A system as set forth above, wherein the instructions when executed, cause the processor to receive labeled image data including training data and test data, the labeled image data comprising training image regions labeled with focus scores and iteratively train a computer-implemented machine-learning model to generate the trained computer- implemented machine-learning model configured to generate focus scores for image regions, wherein iteratively training the computer-implemented machine-learning model comprises iteratively adjusting at least one parameter of the computer-implemented machine-learning model to iteratively adjust a fit of the computer- implemented machinelearning model to the training data.  A method of automated slide image focus evaluation of histological images including adjusting a distance between a lens and a stage a lens and a stage on which a histological slide is placed to a predicted in-focus distance generated by an autofocusing algorithm, capturing an image scan of the histological slide while the distance between the lens and the stage is the predicted in-focus distance, segmenting the image scan into a plurality of regions, generating a focus score for each region of the plurality of regions using a trained computer-implemented machine-learning model configured to accept image data as an input and to output a value describing an extent to which the image data is in focus, determining a number of regions of the plurality of regions having focus scores that satisfy a threshold focus score, generating a determination whether the image scan is acceptable for diagnostic use based on whether the number of regions satisfies a threshold number of regions, and generating an indication of the determination of whether the image scan is acceptable for diagnostic use.

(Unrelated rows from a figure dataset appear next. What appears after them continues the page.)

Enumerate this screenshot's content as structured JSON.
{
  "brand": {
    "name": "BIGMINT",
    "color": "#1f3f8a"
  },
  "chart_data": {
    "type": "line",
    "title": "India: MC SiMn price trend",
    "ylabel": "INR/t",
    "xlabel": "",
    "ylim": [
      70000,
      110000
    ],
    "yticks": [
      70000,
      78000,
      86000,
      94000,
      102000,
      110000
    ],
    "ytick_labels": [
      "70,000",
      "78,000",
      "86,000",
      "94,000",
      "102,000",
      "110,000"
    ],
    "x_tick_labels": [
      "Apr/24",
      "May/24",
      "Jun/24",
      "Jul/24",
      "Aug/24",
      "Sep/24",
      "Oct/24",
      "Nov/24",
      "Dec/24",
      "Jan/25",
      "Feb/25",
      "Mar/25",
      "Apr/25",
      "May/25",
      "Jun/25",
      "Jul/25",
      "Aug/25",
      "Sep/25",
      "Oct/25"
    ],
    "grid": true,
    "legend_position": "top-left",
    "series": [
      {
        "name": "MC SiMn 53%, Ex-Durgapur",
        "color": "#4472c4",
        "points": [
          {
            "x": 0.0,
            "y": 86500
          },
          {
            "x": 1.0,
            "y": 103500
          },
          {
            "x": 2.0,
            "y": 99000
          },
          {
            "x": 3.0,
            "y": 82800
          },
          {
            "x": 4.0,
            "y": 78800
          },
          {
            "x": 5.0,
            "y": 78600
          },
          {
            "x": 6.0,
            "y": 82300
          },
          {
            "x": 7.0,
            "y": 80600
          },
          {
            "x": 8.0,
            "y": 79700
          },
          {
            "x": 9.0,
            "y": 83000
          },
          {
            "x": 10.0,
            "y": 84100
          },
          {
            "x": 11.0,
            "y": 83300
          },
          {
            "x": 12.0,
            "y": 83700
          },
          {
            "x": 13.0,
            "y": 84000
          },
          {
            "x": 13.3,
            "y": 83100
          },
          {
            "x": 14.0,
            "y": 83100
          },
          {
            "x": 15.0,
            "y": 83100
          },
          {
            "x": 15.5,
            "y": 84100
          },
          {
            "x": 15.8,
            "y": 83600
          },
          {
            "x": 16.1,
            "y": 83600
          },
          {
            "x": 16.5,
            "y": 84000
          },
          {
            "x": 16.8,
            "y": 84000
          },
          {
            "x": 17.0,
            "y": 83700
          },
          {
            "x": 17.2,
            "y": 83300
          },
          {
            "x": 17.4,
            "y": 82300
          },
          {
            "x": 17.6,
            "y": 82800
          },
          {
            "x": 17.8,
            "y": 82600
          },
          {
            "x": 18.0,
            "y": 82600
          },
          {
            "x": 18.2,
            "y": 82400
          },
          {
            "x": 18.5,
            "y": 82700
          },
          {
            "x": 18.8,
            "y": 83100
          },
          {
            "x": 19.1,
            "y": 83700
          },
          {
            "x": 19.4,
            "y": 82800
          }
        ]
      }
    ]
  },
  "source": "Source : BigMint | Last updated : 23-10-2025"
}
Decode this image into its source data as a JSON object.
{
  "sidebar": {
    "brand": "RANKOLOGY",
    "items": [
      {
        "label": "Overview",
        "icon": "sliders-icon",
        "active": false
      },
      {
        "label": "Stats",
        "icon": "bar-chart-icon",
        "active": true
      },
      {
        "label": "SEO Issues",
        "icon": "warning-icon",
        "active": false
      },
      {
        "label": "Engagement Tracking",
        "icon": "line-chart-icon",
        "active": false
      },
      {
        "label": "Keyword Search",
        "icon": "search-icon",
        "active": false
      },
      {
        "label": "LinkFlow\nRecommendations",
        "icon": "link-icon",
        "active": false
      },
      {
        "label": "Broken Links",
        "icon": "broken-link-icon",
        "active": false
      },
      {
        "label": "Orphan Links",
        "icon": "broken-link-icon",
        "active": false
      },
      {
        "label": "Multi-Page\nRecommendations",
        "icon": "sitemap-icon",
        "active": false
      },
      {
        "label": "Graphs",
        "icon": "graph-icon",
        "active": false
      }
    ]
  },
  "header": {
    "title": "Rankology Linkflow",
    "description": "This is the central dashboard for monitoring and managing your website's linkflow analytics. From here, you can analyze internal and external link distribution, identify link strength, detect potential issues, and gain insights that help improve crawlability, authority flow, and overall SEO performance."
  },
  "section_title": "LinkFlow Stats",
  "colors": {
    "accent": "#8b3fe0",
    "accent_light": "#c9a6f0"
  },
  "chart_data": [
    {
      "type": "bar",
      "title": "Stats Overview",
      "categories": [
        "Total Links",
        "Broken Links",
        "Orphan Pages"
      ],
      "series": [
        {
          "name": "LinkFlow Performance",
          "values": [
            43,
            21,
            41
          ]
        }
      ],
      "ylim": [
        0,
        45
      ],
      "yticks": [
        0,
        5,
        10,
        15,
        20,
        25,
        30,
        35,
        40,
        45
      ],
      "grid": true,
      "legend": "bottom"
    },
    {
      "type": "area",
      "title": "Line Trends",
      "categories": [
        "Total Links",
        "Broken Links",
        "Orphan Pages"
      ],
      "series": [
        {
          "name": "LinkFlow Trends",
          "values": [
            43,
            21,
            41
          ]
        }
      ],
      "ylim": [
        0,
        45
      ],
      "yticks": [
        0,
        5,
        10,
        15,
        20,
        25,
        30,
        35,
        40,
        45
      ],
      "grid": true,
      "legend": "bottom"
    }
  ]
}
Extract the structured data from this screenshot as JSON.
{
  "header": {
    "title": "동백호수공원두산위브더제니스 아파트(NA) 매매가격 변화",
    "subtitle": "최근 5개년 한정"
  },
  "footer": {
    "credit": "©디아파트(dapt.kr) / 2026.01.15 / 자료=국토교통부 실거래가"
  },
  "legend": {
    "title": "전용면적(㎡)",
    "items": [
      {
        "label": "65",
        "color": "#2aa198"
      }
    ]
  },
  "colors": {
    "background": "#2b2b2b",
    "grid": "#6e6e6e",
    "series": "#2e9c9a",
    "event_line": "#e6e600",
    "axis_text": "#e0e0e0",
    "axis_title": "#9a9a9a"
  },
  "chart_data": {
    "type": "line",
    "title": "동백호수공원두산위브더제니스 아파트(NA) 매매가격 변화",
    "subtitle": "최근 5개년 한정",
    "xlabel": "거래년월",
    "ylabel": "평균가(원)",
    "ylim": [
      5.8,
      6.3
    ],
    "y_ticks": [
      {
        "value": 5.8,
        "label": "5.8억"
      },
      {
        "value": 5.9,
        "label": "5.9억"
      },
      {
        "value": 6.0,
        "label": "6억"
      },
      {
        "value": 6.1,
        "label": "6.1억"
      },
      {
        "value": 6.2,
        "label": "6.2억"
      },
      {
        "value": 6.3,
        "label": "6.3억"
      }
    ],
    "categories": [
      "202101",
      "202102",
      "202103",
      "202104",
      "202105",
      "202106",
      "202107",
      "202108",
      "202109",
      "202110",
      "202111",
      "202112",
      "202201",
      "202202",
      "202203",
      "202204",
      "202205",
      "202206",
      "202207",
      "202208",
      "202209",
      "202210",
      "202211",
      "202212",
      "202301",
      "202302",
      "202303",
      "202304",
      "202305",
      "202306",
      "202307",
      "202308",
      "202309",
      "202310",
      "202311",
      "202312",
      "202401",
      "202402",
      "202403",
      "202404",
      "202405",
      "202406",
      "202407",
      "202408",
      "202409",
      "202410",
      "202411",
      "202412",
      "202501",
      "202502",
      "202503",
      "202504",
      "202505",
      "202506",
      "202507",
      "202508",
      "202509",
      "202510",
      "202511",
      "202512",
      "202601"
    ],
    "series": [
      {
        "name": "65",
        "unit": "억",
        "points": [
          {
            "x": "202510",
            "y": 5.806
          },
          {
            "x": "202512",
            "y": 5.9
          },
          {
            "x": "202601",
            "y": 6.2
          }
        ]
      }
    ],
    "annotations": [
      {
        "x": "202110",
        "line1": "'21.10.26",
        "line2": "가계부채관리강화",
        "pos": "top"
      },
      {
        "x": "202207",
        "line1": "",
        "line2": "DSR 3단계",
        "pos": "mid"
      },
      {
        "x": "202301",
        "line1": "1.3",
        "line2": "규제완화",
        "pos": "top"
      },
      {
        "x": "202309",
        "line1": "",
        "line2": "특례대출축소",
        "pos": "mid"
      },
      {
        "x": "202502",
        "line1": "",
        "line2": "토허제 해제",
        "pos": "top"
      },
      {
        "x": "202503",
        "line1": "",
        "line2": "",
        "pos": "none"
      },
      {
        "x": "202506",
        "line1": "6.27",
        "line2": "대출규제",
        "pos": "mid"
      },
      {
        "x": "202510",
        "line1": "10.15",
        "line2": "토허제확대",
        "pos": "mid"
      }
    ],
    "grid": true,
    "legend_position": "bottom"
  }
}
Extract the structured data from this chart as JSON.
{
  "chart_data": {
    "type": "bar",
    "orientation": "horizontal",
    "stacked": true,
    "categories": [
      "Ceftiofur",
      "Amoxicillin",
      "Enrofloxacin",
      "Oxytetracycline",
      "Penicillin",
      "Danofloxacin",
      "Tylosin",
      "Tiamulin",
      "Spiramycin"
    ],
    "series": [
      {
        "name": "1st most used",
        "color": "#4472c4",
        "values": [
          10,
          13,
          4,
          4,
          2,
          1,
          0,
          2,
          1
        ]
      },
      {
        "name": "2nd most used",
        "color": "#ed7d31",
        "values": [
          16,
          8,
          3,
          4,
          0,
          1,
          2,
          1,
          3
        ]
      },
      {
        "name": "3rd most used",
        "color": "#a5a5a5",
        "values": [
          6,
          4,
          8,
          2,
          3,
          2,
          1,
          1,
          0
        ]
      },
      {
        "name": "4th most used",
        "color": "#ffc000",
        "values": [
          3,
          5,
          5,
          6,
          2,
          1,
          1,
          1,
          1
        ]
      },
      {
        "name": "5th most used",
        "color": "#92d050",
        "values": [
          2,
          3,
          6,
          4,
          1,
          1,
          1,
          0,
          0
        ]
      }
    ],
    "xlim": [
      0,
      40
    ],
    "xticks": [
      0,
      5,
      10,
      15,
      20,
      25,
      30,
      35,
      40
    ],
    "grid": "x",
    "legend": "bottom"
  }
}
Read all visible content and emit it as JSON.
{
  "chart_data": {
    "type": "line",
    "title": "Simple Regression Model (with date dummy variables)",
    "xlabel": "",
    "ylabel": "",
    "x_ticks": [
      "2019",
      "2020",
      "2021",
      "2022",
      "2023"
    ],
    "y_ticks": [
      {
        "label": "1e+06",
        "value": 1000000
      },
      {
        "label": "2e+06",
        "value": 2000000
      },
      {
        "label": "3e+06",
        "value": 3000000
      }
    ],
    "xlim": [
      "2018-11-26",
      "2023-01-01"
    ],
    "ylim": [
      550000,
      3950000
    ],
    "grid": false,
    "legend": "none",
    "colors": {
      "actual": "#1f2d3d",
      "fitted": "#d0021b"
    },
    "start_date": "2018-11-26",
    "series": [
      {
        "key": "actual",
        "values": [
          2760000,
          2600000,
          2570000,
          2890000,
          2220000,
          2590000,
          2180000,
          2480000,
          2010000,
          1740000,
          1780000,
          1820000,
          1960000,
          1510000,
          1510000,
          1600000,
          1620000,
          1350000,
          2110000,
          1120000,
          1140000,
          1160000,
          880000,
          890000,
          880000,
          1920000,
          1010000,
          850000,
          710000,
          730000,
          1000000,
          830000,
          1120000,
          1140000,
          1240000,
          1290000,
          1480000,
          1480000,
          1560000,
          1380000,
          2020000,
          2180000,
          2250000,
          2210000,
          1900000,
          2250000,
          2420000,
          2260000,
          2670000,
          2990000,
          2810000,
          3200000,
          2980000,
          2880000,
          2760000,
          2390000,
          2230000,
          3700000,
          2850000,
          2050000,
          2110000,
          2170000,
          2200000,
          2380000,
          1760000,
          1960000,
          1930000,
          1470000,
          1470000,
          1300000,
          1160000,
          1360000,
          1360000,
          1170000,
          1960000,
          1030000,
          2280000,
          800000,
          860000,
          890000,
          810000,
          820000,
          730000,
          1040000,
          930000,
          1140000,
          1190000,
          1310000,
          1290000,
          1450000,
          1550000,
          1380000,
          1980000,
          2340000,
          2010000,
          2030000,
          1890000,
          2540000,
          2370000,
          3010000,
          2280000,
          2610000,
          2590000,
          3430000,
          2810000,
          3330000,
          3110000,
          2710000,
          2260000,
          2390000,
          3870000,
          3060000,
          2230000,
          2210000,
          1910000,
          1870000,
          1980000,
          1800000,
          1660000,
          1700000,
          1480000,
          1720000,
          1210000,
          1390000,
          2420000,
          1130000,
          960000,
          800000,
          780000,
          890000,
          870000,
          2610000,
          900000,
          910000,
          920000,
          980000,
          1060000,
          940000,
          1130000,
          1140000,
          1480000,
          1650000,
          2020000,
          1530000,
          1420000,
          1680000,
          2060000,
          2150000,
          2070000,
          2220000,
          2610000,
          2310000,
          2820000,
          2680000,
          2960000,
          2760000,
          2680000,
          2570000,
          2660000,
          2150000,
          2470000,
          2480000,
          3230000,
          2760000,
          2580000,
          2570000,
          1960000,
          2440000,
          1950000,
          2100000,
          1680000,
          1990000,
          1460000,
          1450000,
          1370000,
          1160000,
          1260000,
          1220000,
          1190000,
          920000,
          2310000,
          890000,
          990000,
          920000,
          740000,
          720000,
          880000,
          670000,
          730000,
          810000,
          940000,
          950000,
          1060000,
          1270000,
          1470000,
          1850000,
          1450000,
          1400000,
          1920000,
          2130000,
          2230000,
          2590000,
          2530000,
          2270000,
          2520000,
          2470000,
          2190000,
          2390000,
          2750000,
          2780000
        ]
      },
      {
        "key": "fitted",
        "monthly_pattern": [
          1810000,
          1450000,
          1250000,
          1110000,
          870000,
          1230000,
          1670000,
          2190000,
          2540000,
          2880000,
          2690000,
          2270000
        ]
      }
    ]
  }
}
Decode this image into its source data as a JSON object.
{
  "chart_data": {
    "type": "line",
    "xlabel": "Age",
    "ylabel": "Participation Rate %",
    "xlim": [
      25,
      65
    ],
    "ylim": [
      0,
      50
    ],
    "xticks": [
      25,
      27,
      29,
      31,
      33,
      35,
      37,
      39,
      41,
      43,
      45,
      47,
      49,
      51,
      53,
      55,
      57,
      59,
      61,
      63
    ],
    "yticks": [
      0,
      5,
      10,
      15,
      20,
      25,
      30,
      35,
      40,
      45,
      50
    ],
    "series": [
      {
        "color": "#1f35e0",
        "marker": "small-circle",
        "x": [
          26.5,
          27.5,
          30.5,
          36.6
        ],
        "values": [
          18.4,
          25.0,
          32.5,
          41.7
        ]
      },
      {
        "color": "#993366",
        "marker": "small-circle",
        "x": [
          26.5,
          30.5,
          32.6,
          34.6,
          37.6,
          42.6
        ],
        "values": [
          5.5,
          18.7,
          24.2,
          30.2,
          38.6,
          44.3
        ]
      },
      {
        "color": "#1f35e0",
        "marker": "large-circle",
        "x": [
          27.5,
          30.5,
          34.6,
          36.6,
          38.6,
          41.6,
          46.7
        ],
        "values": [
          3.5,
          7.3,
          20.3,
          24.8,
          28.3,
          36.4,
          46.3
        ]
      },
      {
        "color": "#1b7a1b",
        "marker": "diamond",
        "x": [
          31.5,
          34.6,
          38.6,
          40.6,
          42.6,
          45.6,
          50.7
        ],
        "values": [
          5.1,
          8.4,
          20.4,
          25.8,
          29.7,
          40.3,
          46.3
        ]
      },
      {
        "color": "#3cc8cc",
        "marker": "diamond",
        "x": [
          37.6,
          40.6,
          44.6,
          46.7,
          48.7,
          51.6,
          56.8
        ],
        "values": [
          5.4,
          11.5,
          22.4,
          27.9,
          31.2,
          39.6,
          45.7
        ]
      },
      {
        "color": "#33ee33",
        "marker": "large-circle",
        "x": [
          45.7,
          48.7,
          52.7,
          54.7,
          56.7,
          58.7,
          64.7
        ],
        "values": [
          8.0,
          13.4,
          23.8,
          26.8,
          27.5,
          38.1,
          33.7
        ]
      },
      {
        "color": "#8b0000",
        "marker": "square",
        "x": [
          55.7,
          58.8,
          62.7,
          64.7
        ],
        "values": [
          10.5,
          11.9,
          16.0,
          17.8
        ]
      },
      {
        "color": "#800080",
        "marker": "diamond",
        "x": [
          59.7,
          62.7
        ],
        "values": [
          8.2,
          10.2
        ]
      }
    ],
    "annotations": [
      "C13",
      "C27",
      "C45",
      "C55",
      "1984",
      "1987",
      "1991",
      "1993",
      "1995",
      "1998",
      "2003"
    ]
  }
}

The method of the preceding paragraph can optionally include, additionally and/or alternatively, any one or more of the following features, configurations and/or additional components or steps:
A method as set forth above, wherein generating the determination of whether the image scan is acceptable comprises determining that the image scan is not acceptable, and capturing the image scan comprises capturing the image scan using an imaging system, and further comprising prompting, via a user interface of a user device, a user of the user device with one or more software buttons usable to cause the imaging system to capture a new image scan of the histological slide.
A method as set forth above, wherein generating the determination of whether the image scan is acceptable comprises determining that the image scan is not acceptable, and capturing the image scan comprises capturing the image scan using an imaging system, and further comprising automatically causing, after determining that the image scan is not acceptable, the imaging system to capture a new image scan of the histological slide.
While the invention has been described with reference to an exemplary embodiment(s), it will be understood by those skilled in the art that various changes may be made and equivalents may be substituted for elements thereof without departing from the scope of the invention. In addition, many modifications may be made to adapt a particular situation or material to the teachings of the invention without departing from the essential scope thereof. Therefore, it is intended that the invention not be limited to the particular embodiment(s) disclosed, but that the invention will include all embodiments falling within the scope of the appended claims.